His seat is under threat after a resident in the constituency in the Central Region filed an action at the High Court claiming that Mr. Quayson as at the time he was filing to contest for the seat held Canadian citizenship and did not qualify to do so under the laws of Ghana.
However, the NDC MP wants the Supreme Court to quash the decision of the High Court because he claims the trial court refused to stay proceedings and refer a matter of Constitutional interpretation to the highest court.
The embattled MP wants the highest court to interpret Article 94 (2) (a) of the 1992 Constitution which prohibits a person who holds citizenship of another country from contesting as MP in Ghana.
He is also asking the Supreme Court to prohibit Justice Kwasi Boakye from further hearing the petition.

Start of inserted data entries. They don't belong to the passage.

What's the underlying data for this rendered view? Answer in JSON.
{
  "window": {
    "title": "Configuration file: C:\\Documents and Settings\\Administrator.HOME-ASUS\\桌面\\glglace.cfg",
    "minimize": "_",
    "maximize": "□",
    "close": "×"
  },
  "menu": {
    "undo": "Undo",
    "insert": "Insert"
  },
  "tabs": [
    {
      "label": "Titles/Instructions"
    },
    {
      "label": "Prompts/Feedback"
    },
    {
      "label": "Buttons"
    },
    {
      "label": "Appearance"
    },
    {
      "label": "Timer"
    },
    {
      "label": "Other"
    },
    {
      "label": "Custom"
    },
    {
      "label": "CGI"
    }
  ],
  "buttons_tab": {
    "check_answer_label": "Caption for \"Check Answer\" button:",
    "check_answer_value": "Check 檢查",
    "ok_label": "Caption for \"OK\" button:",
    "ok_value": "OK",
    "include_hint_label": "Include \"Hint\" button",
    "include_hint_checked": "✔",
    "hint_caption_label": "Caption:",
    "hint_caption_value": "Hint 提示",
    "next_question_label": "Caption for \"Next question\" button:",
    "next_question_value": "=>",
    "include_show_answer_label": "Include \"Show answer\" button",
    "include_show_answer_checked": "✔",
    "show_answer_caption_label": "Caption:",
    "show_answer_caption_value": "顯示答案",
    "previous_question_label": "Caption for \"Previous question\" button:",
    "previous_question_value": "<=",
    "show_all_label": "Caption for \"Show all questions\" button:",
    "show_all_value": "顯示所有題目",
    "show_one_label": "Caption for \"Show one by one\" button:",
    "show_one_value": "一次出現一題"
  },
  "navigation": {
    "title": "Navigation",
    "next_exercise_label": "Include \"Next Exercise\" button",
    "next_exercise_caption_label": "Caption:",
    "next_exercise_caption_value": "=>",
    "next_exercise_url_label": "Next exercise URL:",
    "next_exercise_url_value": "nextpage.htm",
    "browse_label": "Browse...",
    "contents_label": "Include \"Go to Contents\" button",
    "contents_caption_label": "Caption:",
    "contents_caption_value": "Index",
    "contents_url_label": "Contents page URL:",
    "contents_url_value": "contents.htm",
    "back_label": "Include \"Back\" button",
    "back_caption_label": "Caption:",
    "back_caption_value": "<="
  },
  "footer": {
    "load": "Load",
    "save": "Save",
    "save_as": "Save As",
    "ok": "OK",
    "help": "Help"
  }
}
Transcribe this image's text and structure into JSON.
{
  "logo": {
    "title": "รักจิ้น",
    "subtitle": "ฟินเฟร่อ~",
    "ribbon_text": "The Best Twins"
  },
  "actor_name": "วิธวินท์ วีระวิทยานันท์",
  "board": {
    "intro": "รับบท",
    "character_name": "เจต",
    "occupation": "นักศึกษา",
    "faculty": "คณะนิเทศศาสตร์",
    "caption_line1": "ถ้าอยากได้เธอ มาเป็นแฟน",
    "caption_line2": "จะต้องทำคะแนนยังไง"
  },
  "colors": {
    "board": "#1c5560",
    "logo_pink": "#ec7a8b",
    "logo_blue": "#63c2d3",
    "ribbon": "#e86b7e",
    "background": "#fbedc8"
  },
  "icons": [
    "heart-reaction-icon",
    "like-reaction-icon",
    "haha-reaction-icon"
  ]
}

There is a petition against the election of Mr. Quayson as MP for Assin North in the Central Region for holding a Canadian citizenship at the time of filing his nomination forms with the Electoral Commission (EC) to contest in the parliamentary elections.
The petition filed by Michael Ankomah-Nimfah is saying that the respondent’s failure to renounce his Canadian citizenship before filing his nomination violates Article 94 (1) (a) of the 1992 Constitution.
The court presided over by Justice Boakye had ordered the parties in the matter to file their written legal arguments for consideration.
But the NDC MP has gone to the Supreme Court for the interpretation of Article 94 (2) (a) of the 1992 Constitution.
He argued that per Article 130 (2) of the 1992 Constitution, the High Court should have stayed proceedings and referred the case to the Supreme Court the interpretation of Article 94 (2) (a) of the 1992 Constitution.
“I am advised by my counsel and I verily believe same to be true that the Supreme Court has not yet had the opportunity to interpret Article 94(2) (a) of the 1992 Constitution as regard the material time that a person must not owe allegiance to a country other than Ghana in order for the person to be qualified to stand for election as a Member of Parliament,” he averred.
The MP’s affidavit in support of the motion further argued that “the Supreme Court has power under Article 129 (4) as well as Article 132 of the Constitution (1992) to make a referral to itself of the constitutional issues arising in the said High Court, since the said court has refused to make same and also to order a stay of its proceedings pending the determination of the constitutional issues referred to.”
He is therefore, seeking the court to quash the order of the Cape Coast High court asking him and the plaintiff to file their written legal arguments.
He also wants the court to prohibit Justice Boakye from further hearing the case on ground that certain comments he made on May 12, 2021, create a real likelihood of bias against him.